In Africa, despite a decade of unprecedented growth, improving levels of stability and governance, and the emergence of a middle class looking for new investment opportunities, the African exchange space remains largely untapped.

The Bourse Africa Response

Bourse Africa will fill this gap with an international-class spot and derivatives exchange aimed to serve both African and international users.

It will offer multi-asset class trading, initially focused on selected commodities before broadening its commodity portfolio and expanding into currencies and other asset classes.

Bourse Africa’s derivatives market will be situated in Botswana, offering trade in hard currency-denominated derivatives contracts to African and international users – initially through futures contracts, with the introduction of options once liquidity has been achieved in the futures markets.

Bourse Africa’s spot markets will be focused on a country-by-country basis, ultimately expanding continent-wide to cover all 53 African countries over time. Within each market, the initial offer will constitute a spot exchange, in addition to efficient linkages with the derivatives market in Botswana through a broker cluster to be known as a ‘quality service centre’.
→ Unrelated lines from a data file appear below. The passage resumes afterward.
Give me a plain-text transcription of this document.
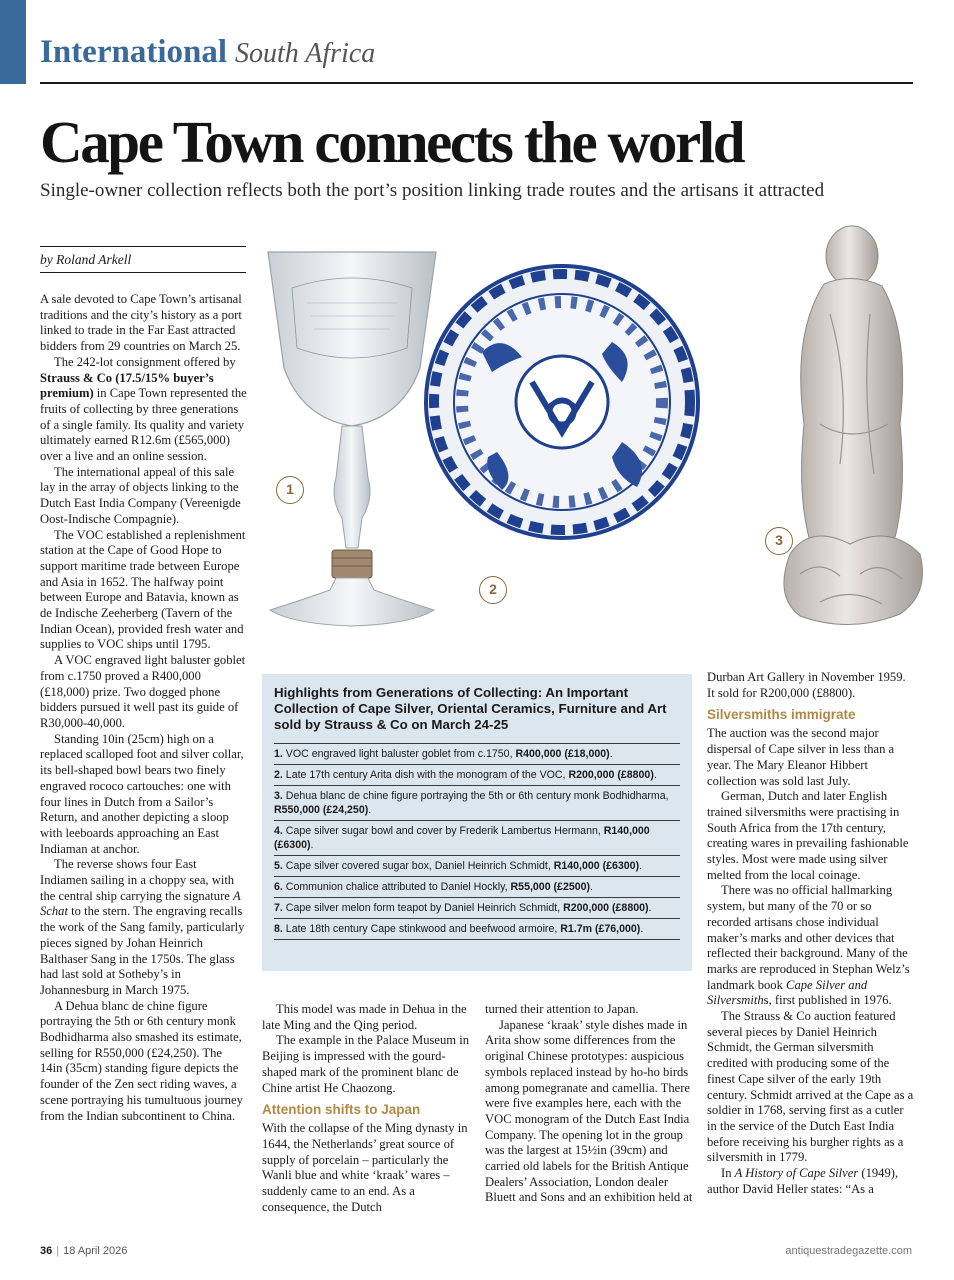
International South Africa
Cape Town connects the world
Single-owner collection reflects both the port’s position linking trade routes and the artisans it attracted
by Roland Arkell

A sale devoted to Cape Town’s artisanal traditions and the city’s history as a port linked to trade in the Far East attracted bidders from 29 countries on March 25.

The 242-lot consignment offered by Strauss & Co (17.5/15% buyer’s premium) in Cape Town represented the fruits of collecting by three generations of a single family. Its quality and variety ultimately earned R12.6m (£565,000) over a live and an online session.

The international appeal of this sale lay in the array of objects linking to the Dutch East India Company (Vereenigde Oost-Indische Compagnie).

The VOC established a replenishment station at the Cape of Good Hope to support maritime trade between Europe and Asia in 1652. The halfway point between Europe and Batavia, known as de Indische Zeeherberg (Tavern of the Indian Ocean), provided fresh water and supplies to VOC ships until 1795.

A VOC engraved light baluster goblet from c.1750 proved a R400,000 (£18,000) prize. Two dogged phone bidders pursued it well past its guide of R30,000-40,000.

Standing 10in (25cm) high on a replaced scalloped foot and silver collar, its bell-shaped bowl bears two finely engraved rococo cartouches: one with four lines in Dutch from a Sailor’s Return, and another depicting a sloop with leeboards approaching an East Indiaman at anchor.

The reverse shows four East Indiamen sailing in a choppy sea, with the central ship carrying the signature A Schat to the stern. The engraving recalls the work of the Sang family, particularly pieces signed by Johan Heinrich Balthaser Sang in the 1750s. The glass had last sold at Sotheby’s in Johannesburg in March 1975.

A Dehua blanc de chine figure portraying the 5th or 6th century monk Bodhidharma also smashed its estimate, selling for R550,000 (£24,250). The 14in (35cm) standing figure depicts the founder of the Zen sect riding waves, a scene portraying his tumultuous journey from the Indian subcontinent to China.

1
2
3
Highlights from Generations of Collecting: An Important Collection of Cape Silver, Oriental Ceramics, Furniture and Art sold by Strauss & Co on March 24-25
1. VOC engraved light baluster goblet from c.1750, R400,000 (£18,000).
2. Late 17th century Arita dish with the monogram of the VOC, R200,000 (£8800).
3. Dehua blanc de chine figure portraying the 5th or 6th century monk Bodhidharma, R550,000 (£24,250).
4. Cape silver sugar bowl and cover by Frederik Lambertus Hermann, R140,000 (£6300).
5. Cape silver covered sugar box, Daniel Heinrich Schmidt, R140,000 (£6300).
6. Communion chalice attributed to Daniel Hockly, R55,000 (£2500).
7. Cape silver melon form teapot by Daniel Heinrich Schmidt, R200,000 (£8800).
8. Late 18th century Cape stinkwood and beefwood armoire, R1.7m (£76,000).

This model was made in Dehua in the late Ming and the Qing period.

The example in the Palace Museum in Beijing is impressed with the gourd-shaped mark of the prominent blanc de Chine artist He Chaozong.

Attention shifts to Japan

With the collapse of the Ming dynasty in 1644, the Netherlands’ great source of supply of porcelain – particularly the Wanli blue and white ‘kraak’ wares – suddenly came to an end. As a consequence, the Dutch

turned their attention to Japan.

Japanese ‘kraak’ style dishes made in Arita show some differences from the original Chinese prototypes: auspicious symbols replaced instead by ho-ho birds among pomegranate and camellia. There were five examples here, each with the VOC monogram of the Dutch East India Company. The opening lot in the group was the largest at 15½in (39cm) and carried old labels for the British Antique Dealers’ Association, London dealer Bluett and Sons and an exhibition held at

Durban Art Gallery in November 1959. It sold for R200,000 (£8800).

Silversmiths immigrate

The auction was the second major dispersal of Cape silver in less than a year. The Mary Eleanor Hibbert collection was sold last July.

German, Dutch and later English trained silversmiths were practising in South Africa from the 17th century, creating wares in prevailing fashionable styles. Most were made using silver melted from the local coinage.

There was no official hallmarking system, but many of the 70 or so recorded artisans chose individual maker’s marks and other devices that reflected their background. Many of the marks are reproduced in Stephan Welz’s landmark book Cape Silver and Silversmiths, first published in 1976.

The Strauss & Co auction featured several pieces by Daniel Heinrich Schmidt, the German silversmith credited with producing some of the finest Cape silver of the early 19th century. Schmidt arrived at the Cape as a soldier in 1768, serving first as a cutler in the service of the Dutch East India before receiving his burgher rights as a silversmith in 1779.

In A History of Cape Silver (1949), author David Heller states: “As a

36 | 18 April 2026	antiquestradegazette.com
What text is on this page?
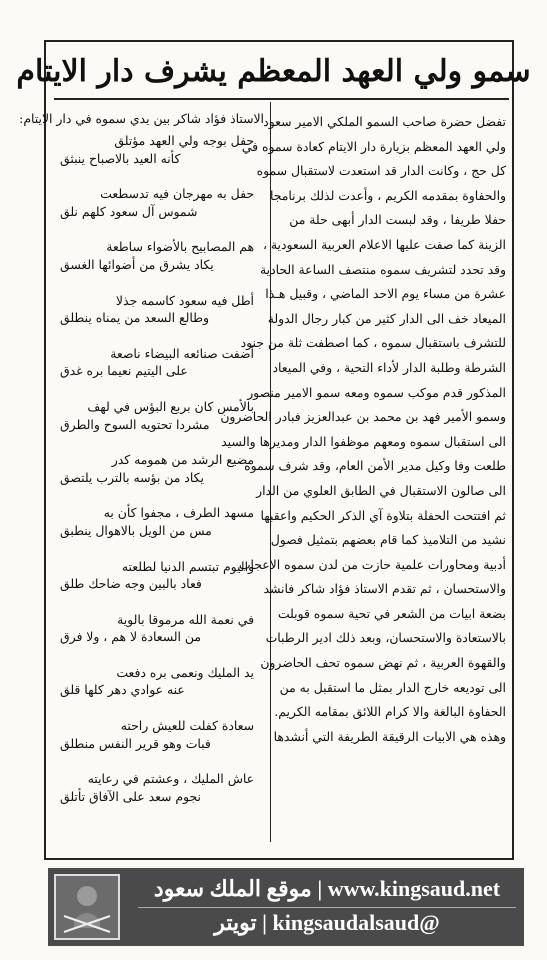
سمو ولي العهد المعظم يشرف دار الايتام

تفضل حضرة صاحب السمو الملكي الامير سعود

ولي العهد المعظم بزيارة دار الايتام كعادة سموه في

كل حج ، وكانت الدار قد استعدت لاستقبال سموه

والحفاوة بمقدمه الكريم ، وأعدت لذلك برنامجا

حفلا طريفا ، وقد لبست الدار أبهى حلة من

الزينة كما صفت عليها الاعلام العربية السعودية ،

وقد تحدد لتشريف سموه منتصف الساعة الحادية

عشرة من مساء يوم الاحد الماضي ، وقبيل هـذا

الميعاد خف الى الدار كثير من كبار رجال الدولة

للتشرف باستقبال سموه ، كما اصطفت ثلة من جنود

الشرطة وطلبة الدار لأداء التحية ، وفي الميعاد

المذكور قدم موكب سموه ومعه سمو الامير منصور

وسمو الأمير فهد بن محمد بن عبدالعزيز فبادر الحاضرون

الى استقبال سموه ومعهم موظفوا الدار ومديرها والسيد

طلعت وفا وكيل مدير الأمن العام، وقد شرف سموه

الى صالون الاستقبال في الطابق العلوي من الدار

ثم افتتحت الحفلة بتلاوة آي الذكر الحكيم واعقبها

نشيد من التلاميذ كما قام بعضهم بتمثيل فصول

أدبية ومحاورات علمية حازت من لدن سموه الاعجاب

والاستحسان ، ثم تقدم الاستاذ فؤاد شاكر فانشد

بضعة ابيات من الشعر في تحية سموه قوبلت

بالاستعادة والاستحسان، وبعد ذلك ادير الرطبات

والقهوة العربية ، ثم نهض سموه تحف الحاضرون

الى توديعه خارج الدار بمثل ما استقبل به من

الحفاوة البالغة والا كرام اللائق بمقامه الكريم.

وهذه هي الابيات الرقيقة الطريفة التي أنشدها

الاستاذ فؤاد شاكر بين يدي سموه في دار الايتام:

حفل بوجه ولي العهد مؤتلق
كأنه العيد بالاصباح ينبثق
حفل به مهرجان فيه تدسطعت
شموس آل سعود كلهم نلق
هم المصابيح بالأضواء ساطعة
يكاد يشرق من أضوائها الغسق
أطل فيه سعود كاسمه جذلا
وطالع السعد من يمناه ينطلق
أضفت صنائعه البيضاء ناصعة
على اليتيم نعيما بره غدق
بالأمس كان بربع البؤس في لهف
مشردا تحتويه السوح والطرق
مضيع الرشد من همومه كدر
يكاد من بؤسه بالترب يلتصق
مسهد الطرف ، مجفوا كأن به
مس من الويل بالاهوال ينطبق
واليوم تبتسم الدنيا لطلعته
فعاد بالبين وجه ضاحك طلق
في نعمة الله مرموقا بالوية
من السعادة لا هم ، ولا فرق
يد المليك ونعمى بره دفعت
عنه عوادي دهر كلها قلق
سعادة كفلت للعيش راحته
فبات وهو قرير النفس منطلق
عاش المليك ، وعشتم في رعايته
نجوم سعد على الآفاق تأتلق
موقع الملك سعود | www.kingsaud.net
تويتر | kingsaudalsaud@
And critically it is anticipated that over time, the Financial Technologies global network of exchanges and clearinghouses will increasingly be leveraged to channel liquidity from across major world financial markets into those offered by Bourse Africa.

Key growth drivers:

  • Development and introduction of new products, instruments and asset classes;
  • Geographical expansion across African markets;
  • Broadening market access to new categories of African and international market participants;
  • Leveraging membership of the FT Group of exchanges to increase membership and order flow;
  • Pursuit of strategic initiatives partnerships with exchange and ecosystem partners.

How does Bourse Africa fit into the existing landscape?

Complementing existing efforts

Outside South Africa, many of Africa’s commodity exchanges are small-scale and constrained in terms of cash and capability. Whilst these exchanges have done good work often in difficult circumstances, Bourse Africa can partner with them in its ‘spoke’ exchanges to bring in enhanced trading methodologies, technologies, expertise, capacity-building and management of the physical commodity. Bourse Africa also brings the pan-African overlay, providing the pipes and procedures to offer these exchanges a broader customer base that goes beyond Africa’s fragmented national boundaries.

Adding something new

Bourse Africa will be the world’s first combined commodity spot and derivatives platform. No commodity derivatives market or central counterparty clearinghouse currently serves any African economy outside South Africa. More than US$ 300 billion of African commodities have no ‘indigenous’ exchange on which to hedge or invest, or on which prices can be efficiently discovered. No existing entity offers an efficient, secure forum for procurement, delivery, risk management, or trading across borders in Africa. Thus, Bourse Africa becomes a critical instrument of African economic integration in line with the vision of the African Union (“AU”).